Jack Balkin has a great reply post responding to Randy Barnett’s recent post about the constitutionality of the individual mandate.

Jack not only focuses on Randy’s legal arguments, but also focuses on what Randy, and many in his camp, are doing behind the scenes:

Randy Barnett wants you to know that his arguments are not frivolous. But he is not simply reporting a fact about the world. He is engaged in a performative utterance. He is trying to make this statement true by the fact that he, a prominent constitutional theorist and litigator, is saying it. And he is trying to get enough people to agree with him so that what he says is true will actually become true.

Randy is part of a large group of conservative and libertarian lawyers, politicians, and activists who want to change the public’s mind about the powers of the federal government. They want the public and the courts to rethink the assumptions of the activist state that came with the New Deal. They want to restrain the growth of the federal government and push it back, because they believe that this is more faithful to the Constitution as they understand it.

Randy and his allies are trying to change people’s minds through op-eds, speeches, protests, and litigation. They are trying to move things from “off the wall” to “on the wall.” And this is not the first time people have tried to do this. All social and political movements that seek to change the Constitution in practice do something like this, although the exact strategies and methods may differ. Attempting this is part of the process of constitutional change. It is an aspect of of living constitutionalism. (This is one of the greatest ironies of modern conservative orignalism– it is a perfect example of how living constitutionalism actually works in practice.).

If Randy and his allies are successful in changing public and professional opinion, then they will move these ideas from off the wall to on the wall. They will make arguments that were once considered frivolous serious arguments, and possibly even winning arguments. They may not succeed. But if they do succeed, they will have changed the practical meaning of the Constitution, and changed it a great deal. In this sense I can report my own view that Randy’s arguments, if accepted, would work a significant change in existing law. Far be it from me to call that change frivolous. It would be very profound indeed.

If this “off the wall” theme sounds familiar, it should, because it is one of Balkin’s phrases to describe his philosophy towards interpreting the Constitution.
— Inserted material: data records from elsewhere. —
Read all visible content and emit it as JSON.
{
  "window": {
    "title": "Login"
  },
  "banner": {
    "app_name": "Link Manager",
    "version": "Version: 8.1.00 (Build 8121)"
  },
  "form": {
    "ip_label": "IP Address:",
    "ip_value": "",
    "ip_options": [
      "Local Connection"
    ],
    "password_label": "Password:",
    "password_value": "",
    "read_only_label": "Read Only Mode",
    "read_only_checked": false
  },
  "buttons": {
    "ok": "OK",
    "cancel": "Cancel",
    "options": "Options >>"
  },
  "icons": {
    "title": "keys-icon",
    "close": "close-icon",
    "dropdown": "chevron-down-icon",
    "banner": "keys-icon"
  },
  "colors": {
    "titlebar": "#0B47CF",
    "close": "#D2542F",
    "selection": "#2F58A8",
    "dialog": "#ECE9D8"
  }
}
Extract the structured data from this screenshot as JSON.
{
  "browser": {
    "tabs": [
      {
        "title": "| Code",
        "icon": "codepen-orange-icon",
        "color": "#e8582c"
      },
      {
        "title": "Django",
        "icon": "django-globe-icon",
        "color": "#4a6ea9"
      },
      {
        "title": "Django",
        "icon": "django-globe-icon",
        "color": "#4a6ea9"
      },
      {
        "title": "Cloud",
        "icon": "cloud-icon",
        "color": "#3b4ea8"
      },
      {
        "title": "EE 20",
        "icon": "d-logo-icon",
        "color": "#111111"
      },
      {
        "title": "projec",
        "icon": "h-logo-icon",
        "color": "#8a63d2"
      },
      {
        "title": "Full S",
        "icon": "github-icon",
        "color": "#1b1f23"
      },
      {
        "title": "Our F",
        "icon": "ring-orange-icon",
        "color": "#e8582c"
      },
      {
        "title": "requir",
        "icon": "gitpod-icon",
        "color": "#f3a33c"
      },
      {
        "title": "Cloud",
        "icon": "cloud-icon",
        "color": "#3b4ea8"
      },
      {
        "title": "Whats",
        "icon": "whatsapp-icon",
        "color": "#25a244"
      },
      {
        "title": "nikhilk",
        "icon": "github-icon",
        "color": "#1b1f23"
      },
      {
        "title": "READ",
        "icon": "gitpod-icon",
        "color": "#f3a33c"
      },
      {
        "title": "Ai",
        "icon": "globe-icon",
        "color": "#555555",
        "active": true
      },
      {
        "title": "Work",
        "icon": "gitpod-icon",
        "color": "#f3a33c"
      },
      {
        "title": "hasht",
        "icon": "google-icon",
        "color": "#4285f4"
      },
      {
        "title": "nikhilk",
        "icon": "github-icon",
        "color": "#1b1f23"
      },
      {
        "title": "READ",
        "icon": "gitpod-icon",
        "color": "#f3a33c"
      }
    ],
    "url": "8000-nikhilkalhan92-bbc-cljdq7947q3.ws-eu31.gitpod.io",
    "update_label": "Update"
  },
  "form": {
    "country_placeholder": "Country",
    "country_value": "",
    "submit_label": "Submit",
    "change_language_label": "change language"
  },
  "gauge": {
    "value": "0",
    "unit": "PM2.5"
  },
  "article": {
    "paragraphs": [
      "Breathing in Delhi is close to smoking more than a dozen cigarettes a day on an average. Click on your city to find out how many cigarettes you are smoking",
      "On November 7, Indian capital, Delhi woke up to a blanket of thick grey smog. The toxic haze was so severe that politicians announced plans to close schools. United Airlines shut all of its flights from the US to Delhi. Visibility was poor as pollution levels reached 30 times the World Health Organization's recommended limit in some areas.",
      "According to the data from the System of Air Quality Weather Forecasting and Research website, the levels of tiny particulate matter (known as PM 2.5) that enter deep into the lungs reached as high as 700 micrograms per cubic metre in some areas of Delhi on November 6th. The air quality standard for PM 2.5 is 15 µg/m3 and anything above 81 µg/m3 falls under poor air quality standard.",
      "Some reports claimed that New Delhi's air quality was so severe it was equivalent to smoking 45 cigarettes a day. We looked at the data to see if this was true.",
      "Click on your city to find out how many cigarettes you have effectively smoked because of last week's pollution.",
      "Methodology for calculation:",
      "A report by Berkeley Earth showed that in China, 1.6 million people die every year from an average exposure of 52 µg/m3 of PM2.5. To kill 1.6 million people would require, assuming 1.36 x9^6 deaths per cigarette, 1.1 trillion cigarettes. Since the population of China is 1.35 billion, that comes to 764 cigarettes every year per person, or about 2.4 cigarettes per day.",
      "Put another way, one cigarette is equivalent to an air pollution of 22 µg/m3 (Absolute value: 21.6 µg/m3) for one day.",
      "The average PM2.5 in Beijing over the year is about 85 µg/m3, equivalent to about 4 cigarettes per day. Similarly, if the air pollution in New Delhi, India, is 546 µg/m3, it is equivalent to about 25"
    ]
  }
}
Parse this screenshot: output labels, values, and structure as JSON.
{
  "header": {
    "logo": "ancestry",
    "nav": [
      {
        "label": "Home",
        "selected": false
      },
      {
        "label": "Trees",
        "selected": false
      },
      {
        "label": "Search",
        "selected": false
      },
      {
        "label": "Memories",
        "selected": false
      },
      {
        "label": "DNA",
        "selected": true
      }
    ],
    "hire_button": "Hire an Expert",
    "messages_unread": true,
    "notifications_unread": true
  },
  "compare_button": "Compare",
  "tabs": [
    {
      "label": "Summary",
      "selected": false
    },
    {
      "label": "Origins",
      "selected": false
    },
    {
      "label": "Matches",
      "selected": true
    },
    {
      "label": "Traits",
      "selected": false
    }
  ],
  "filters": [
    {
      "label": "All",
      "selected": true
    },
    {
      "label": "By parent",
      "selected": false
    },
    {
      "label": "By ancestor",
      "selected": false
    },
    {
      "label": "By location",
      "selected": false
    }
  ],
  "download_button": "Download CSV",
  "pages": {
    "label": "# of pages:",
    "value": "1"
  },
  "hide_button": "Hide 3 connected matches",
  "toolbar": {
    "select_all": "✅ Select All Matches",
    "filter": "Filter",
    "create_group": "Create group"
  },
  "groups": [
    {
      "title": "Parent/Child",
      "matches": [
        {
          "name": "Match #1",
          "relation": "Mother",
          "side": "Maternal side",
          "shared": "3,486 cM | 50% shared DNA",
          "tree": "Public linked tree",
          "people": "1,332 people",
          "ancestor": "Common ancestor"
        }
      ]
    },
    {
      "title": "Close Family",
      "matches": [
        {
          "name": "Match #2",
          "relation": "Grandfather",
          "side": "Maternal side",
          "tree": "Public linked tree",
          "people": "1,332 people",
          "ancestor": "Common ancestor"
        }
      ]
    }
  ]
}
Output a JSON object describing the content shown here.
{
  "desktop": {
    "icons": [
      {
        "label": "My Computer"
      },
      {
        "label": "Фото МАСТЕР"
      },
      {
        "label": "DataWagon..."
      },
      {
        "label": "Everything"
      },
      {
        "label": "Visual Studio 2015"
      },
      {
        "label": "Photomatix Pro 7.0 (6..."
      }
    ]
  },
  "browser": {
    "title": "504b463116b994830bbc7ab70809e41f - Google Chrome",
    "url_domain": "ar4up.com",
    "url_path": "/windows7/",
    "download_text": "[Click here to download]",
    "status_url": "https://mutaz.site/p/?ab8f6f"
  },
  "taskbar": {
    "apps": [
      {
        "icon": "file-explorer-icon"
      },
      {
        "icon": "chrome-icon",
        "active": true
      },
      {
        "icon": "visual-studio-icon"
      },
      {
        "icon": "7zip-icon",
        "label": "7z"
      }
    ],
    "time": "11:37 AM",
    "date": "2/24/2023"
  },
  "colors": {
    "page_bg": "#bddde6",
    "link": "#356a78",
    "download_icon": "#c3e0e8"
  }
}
In the Constitution in 2020, Balkin uses the “off the wall” imagery to discuss how a social movement can advance and obtain the recognition of certain constitutional rights, such as the right of contraception in Griswold v. Connecticut:

“[S]uccessful social and political mobilization changes political culture, which changes constitutional culture, which, in turn, changes constitutional practices outside of the courts and constitutional doctrine within them.”
Elsewhere Balkin writes in the Constitution in 2020:
In fact, when social movements initially offer their constitutional claims, many people
regard them as quite radical or ‘off the wall’ . . . Yet it is from these protestant interpretations of the Constitution that later constitutional doctrines emerge. Many of our proudest achievements of our constitutional tradition came from constitutional interpretations that were at one point regarded as crackpot or ‘off the wall.’
While liveblogging the Constitution in 2020 Conference at Yale Law School, I noted that according to Balkin, there are 3 values to any constitutional theory. One of which was the value of persuasion.
A constitutional theory  changes when people persuade that what we thought it meant isn’t what it meant. As Balkin explained it, we change what’s off the wall to on the wall. Norms change. What’s unreasonable yesterday may become reasonable today.
Ilya Shapiro and I addressed this very issue in Pandora’s Box:
Regardless of the merits of the modern conception of liberty as a normative matter—we leave that to a different article—this philosophy cannot descriptively be reconciled with the original public meaning of the Fourteenth Amendment. That is, even if a scholar seeking to imbue constitutional provisions with a modern sense of justice acts with strong philosophical and empirical grounding—again a proposition we leave for another day— his efforts cannot be labeled constitutional law (in the sense of interpreting the document under glass at the National Archives). Instead, this is a form of social engineering, using the Constitution to gain legitimacy—or in the words of Professor Balkin, to transform an “off the wall” idea into “on the wall” accepted doctrines218—for political theories that are otherwise not tethered to constitutional text. Reciting phrases such as “equal protection” or “due process of law” [or Commerce] does not work as a talismanic incantation that magically transforms the Constitution into a tool of social justice.219
Indeed, it would seem that Balkin and Barnett–two of my favorite constitutional law scholars–both seem to be bouncing ideas about the Constitution from off the wall to on the wall.